A Newry food company has been ordered to pay more than £70,000 costs for falsely labelling beef products and Halal meats.

Freeza Meats was also fined £22,500 for fraudulently selling burgers with the substitute ingredient of beef hearts.

The company, which no longer trades, was at the centre of a horsemeat scandal in 2013 which led to the loss of multi-million pound contracts and more than 30 jobs.

An investigation carried out by the former Newry and Mourne District Council (NMDC) exposed the fraud in the first case of its kind in the UK.

The former director of the company later said his firm did nothing wrong.

Freeza Meats was originally charged with 71 offences, involving failure to comply with EC food regulations.

The Newry court heard last Monday that Freeza Meats had bought almost 655,000 tonnes of beef hearts to use in their supermarket products, in a mass scale fraud to mislead the public.

Labels on burger products did not identify the beef hearts as a separate ingredient. EC Regulations state that beef hearts cannot be considered a meat product.

Freeza Meats also admitted packaging Halal Garrick and Alfa burgers that did not contain Halal meat.

The company used meat which had not been slaughtered according to Halal ways in order to cut the cost of hiring a Muslim preacher to prepare it.

It was stressed however that none of the fake Halal meat had been sold to Asda supermarket.

The council’s environmental health department, together with the Food Standards Agency, detected the illegal operation after an extensive and costly investigation.

The council faces considerable court costs of £32,669 and a further £39,000 for its forensic work.

A defence lawyer told the court his client had pleaded guilty at the earliest opportunity and had not committed any further offences.

He highlghited that even though the products misled the customer, health had not been at risk.

District judge, Eamonn King said public confidence had been damaged and said the products were “cheaper substitutes” used to benefit the company financially.

The public are entitled to know that their food is fit for purpose, he said.

Newry, Mourne and Down District Council Chairperson, Cllr Naomi Bailie welcomed the outcome of the court hearing and said the case had shown that District Council Environmental Health Officers have the legal powers and ability to investigate serious types of food fraud.

“This goes towards helping to restore consumer confidence and protecting the unwitting consumer from being misled and at the same time providing an even playing field for all the other businesses within the district and beyond who are operating with responsible and legitimate practices,” she added.
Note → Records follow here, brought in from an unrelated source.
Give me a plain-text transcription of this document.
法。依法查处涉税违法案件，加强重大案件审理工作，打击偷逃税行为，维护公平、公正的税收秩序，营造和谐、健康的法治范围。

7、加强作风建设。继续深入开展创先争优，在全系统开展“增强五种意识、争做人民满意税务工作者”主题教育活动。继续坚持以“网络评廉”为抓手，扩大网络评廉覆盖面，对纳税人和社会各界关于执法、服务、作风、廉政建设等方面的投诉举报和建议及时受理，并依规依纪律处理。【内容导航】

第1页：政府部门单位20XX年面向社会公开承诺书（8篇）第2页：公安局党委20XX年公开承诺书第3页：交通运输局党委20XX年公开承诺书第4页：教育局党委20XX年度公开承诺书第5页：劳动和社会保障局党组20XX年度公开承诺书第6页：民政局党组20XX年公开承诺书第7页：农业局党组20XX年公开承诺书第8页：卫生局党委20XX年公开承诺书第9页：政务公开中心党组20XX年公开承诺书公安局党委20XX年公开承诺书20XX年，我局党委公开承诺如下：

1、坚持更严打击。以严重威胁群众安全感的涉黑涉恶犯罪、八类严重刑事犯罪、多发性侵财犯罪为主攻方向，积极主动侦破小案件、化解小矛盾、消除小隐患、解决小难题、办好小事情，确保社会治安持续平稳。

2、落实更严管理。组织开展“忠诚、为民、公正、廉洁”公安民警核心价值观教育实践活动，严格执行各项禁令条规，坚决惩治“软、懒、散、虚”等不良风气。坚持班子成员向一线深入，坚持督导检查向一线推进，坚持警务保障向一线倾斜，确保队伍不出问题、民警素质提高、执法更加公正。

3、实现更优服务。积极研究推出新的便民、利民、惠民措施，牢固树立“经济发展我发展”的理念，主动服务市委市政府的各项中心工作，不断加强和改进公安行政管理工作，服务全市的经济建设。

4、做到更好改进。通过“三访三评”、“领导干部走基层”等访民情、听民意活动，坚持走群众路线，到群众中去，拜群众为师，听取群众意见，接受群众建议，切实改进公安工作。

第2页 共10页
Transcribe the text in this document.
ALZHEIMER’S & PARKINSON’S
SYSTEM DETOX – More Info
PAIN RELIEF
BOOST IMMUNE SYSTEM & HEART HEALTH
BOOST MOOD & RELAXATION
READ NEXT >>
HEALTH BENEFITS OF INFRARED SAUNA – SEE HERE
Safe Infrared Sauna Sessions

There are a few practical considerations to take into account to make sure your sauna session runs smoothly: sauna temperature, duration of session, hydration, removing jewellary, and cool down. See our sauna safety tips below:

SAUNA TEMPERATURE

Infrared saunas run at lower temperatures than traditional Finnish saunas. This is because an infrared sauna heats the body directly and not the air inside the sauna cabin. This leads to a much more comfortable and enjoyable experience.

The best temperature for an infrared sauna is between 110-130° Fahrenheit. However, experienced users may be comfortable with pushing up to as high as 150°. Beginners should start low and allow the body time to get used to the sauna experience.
Eoin Devlin, Assistant Director of Health & Wellbeing said, “Supported by the Food Standards Agency, this is the first investigation of this kind by any UK local authority.  Unprecedented steps had to be taken to investigate the practices of the company including the seizure of large quantities of paper and computer records and forensic analysis of these documents to uncover fraudulent practices going on in the business.  We have worked with authorities across the UK and our counterparts in the Republic of Ireland to gather extensive evidence to prove this case.”